Unlike residents in the building next door, she was forced to remain in her unit until later that morning.
“Someone knocked on the door around 9:30 and said ‘police.’ I held my breath and prayed to God it really was the police,” Brideau said.
“We were told to go around the building and run through the bushes. It was the most terrifying moment of my life.”
While the shooting deeply affected residents of the north-side apartment complex, it also left an entire city grieving and searching for answers.
Fredericton police Chief Leanne Fitch has repeatedly urged the public to be patient, saying the police investigation is “very much active and is focused on finding facts.”

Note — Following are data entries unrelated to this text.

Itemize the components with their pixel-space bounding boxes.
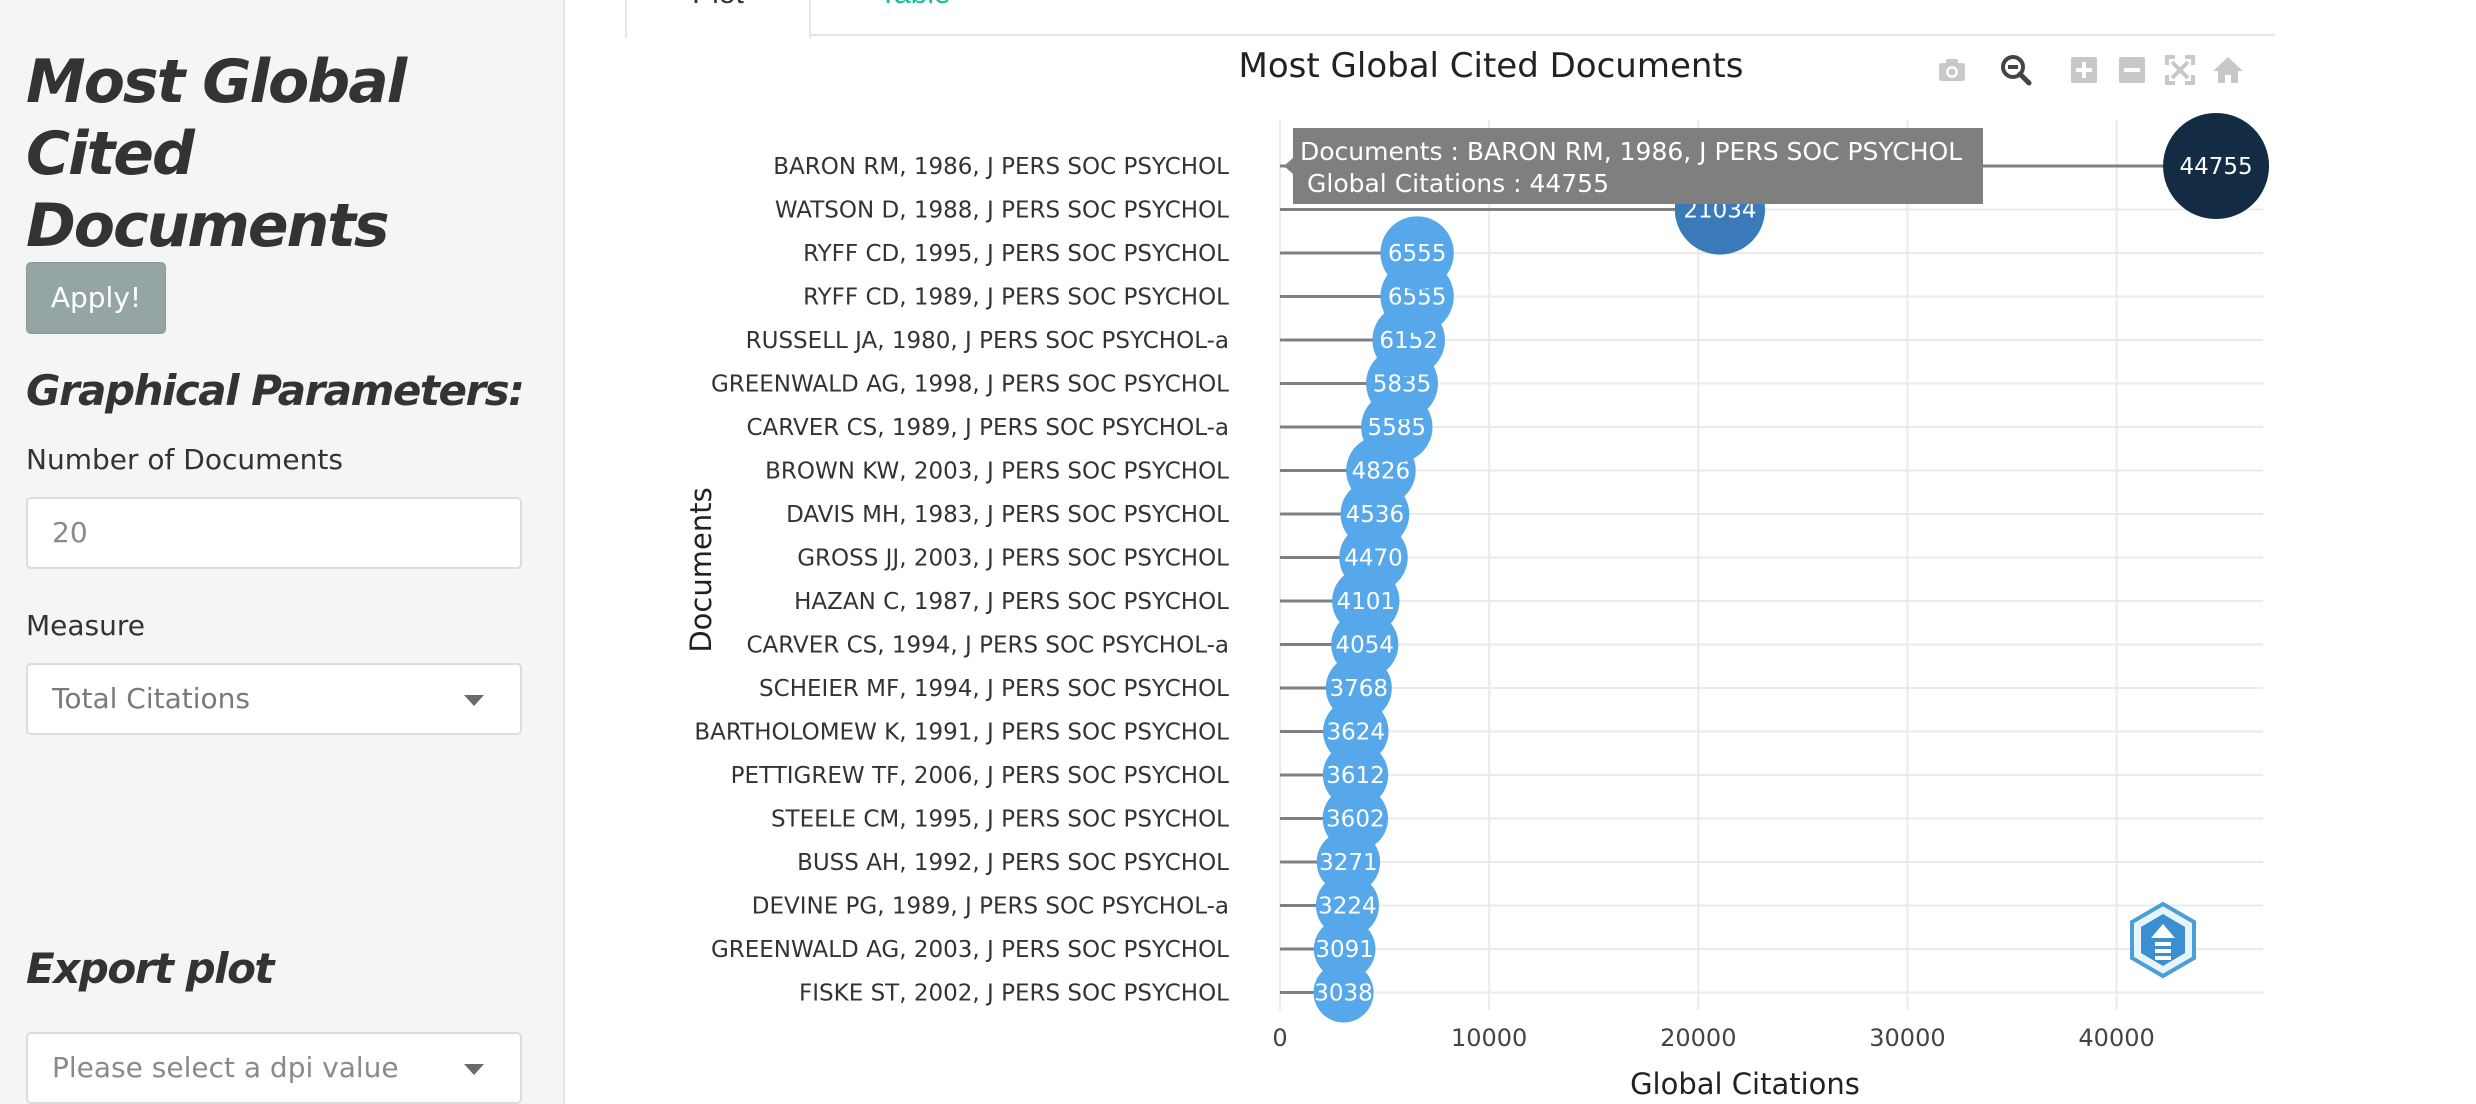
y-tick-label: WATSON D, 1988, J PERS SOC PSYCHOL <box>775 198 1229 224</box>
x-tick-label: 10000 <box>1451 1024 1527 1052</box>
y-tick-label: GREENWALD AG, 2003, J PERS SOC PSYCHOL <box>711 937 1229 963</box>
data-label: 6555 <box>1388 241 1447 267</box>
grid-layer <box>1279 120 2263 1010</box>
y-tick-label: STEELE CM, 1995, J PERS SOC PSYCHOL <box>771 807 1229 833</box>
zoom-out-icon[interactable] <box>2114 52 2150 88</box>
data-label: 3602 <box>1326 807 1385 833</box>
number-of-documents-input[interactable]: 20 <box>26 497 522 569</box>
y-tick-label: BUSS AH, 1992, J PERS SOC PSYCHOL <box>797 850 1229 876</box>
y-tick-label: DEVINE PG, 1989, J PERS SOC PSYCHOL-a <box>752 894 1229 920</box>
data-label: 3624 <box>1327 720 1386 746</box>
tab-table[interactable]: Table <box>879 0 951 30</box>
y-tick-label: GREENWALD AG, 1998, J PERS SOC PSYCHOL <box>711 372 1229 398</box>
y-tick-label: CARVER CS, 1994, J PERS SOC PSYCHOL-a <box>747 633 1230 659</box>
chart-title: Most Global Cited Documents <box>1239 46 1744 86</box>
measure-label: Measure <box>26 609 145 642</box>
graphical-parameters-heading: Graphical Parameters: <box>26 366 525 415</box>
y-tick-label: RUSSELL JA, 1980, J PERS SOC PSYCHOL-a <box>746 328 1229 354</box>
home-icon[interactable] <box>2210 52 2246 88</box>
measure-select[interactable]: Total Citations <box>26 663 522 735</box>
zoom-in-icon[interactable] <box>2066 52 2102 88</box>
dot-layer: 3038 3091 3224 3271 3602 3612 3624 3768 4054 4101… <box>1313 113 2270 1023</box>
lollipop-dot[interactable] <box>1380 216 1454 290</box>
y-tick-label: PETTIGREW TF, 2006, J PERS SOC PSYCHOL <box>731 763 1230 789</box>
tooltip-line-2: Global Citations : 44755 <box>1307 169 1609 198</box>
page-title: Most Global Cited Documents <box>26 47 407 261</box>
y-tick-label: DAVIS MH, 1983, J PERS SOC PSYCHOL <box>786 502 1229 528</box>
y-tick-label: CARVER CS, 1989, J PERS SOC PSYCHOL-a <box>747 415 1230 441</box>
apply-button[interactable]: Apply! <box>26 262 166 334</box>
data-label: 5835 <box>1373 372 1432 398</box>
dpi-select-placeholder: Please select a dpi value <box>52 1051 399 1084</box>
data-label: 3224 <box>1318 894 1377 920</box>
camera-icon[interactable] <box>1934 52 1970 88</box>
y-tick-label: GROSS JJ, 2003, J PERS SOC PSYCHOL <box>797 546 1229 572</box>
data-label: 4101 <box>1336 589 1395 615</box>
y-tick-label: RYFF CD, 1995, J PERS SOC PSYCHOL <box>803 241 1229 267</box>
lollipop-dot[interactable] <box>1313 962 1374 1023</box>
tab-bar: Plot Table <box>625 0 2275 38</box>
dpi-select[interactable]: Please select a dpi value <box>26 1032 522 1104</box>
y-tick-label: FISKE ST, 2002, J PERS SOC PSYCHOL <box>799 981 1229 1007</box>
sidebar: Most Global Cited Documents Apply! Graph… <box>0 0 565 1104</box>
x-tick-labels: 0 10000 20000 30000 40000 <box>1272 1024 2154 1052</box>
x-tick-label: 0 <box>1272 1024 1287 1052</box>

She has said the long gun investigators believe was used in the attack is commonly available for purchase, and is not a prohibited or restricted weapon.
Fitch also confirmed one of the officers who responded to the shooting on the city’s north side was wearing a camera, although she wouldn’t say which officer.
Police said the body camera evidence was downloaded and provided to the RCMP as part of its homicide investigation.